Quick Ways with Corn



For the following use a 12 oz. can of drained kernel corn or 1 1/2 cups frozen corn.  Each recipe serves 4.

Skillet Ratatouille
In a large frying pan, sauté 2 crushed garlic cloves and 1 large chopped onion in 1 tbsp. olive oil.  Add a 28 oz. can of drained tomatoes, 2 sliced zucchini, corn and 1 tsp.

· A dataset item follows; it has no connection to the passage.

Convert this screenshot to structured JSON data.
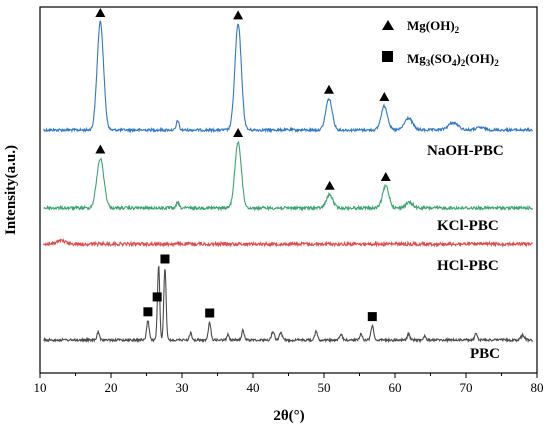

Italian seasoning.  Simmer, covered for 10 min.  Stir often.

Balsamic Buttered Corn
Heat corn.  Stir in 2 tsp. each of butter and balsamic vinegar.

Fiery Chili
Heat corn with 1/4 cup water and 1/4 tsp crushed dried chilies until hot.  Then, stir in 1/2 cup sour cream.

Vegetable Medley
Sauté 1 crushed garlic clove in 1 tbsp. butter.  Add 2 coarsely chopped tomatoes, 1 sliced zucchini, corn and pinch of dried basil.  Heat.

Caesar Toss
Heat corn.  Stir in 3 tbsp. creamy Caesar salad dressing and 2 sliced whole green onions.  Serve with steak or burgers.

French Parsley
Melt 1 tbsp. butter over med. low heat.  Add 2 large crushed garlic cloves and 1/4 cup finely chopped parsley.  Stir frequently for 3 min.  Add corn and stir until hot.

Fast curry
Heat 1 tsp. butter in a frying pan.  Add corn, 1 tsp. curry powder and 1/8 tsp. cayenne pepper.  Stir constantly until hot.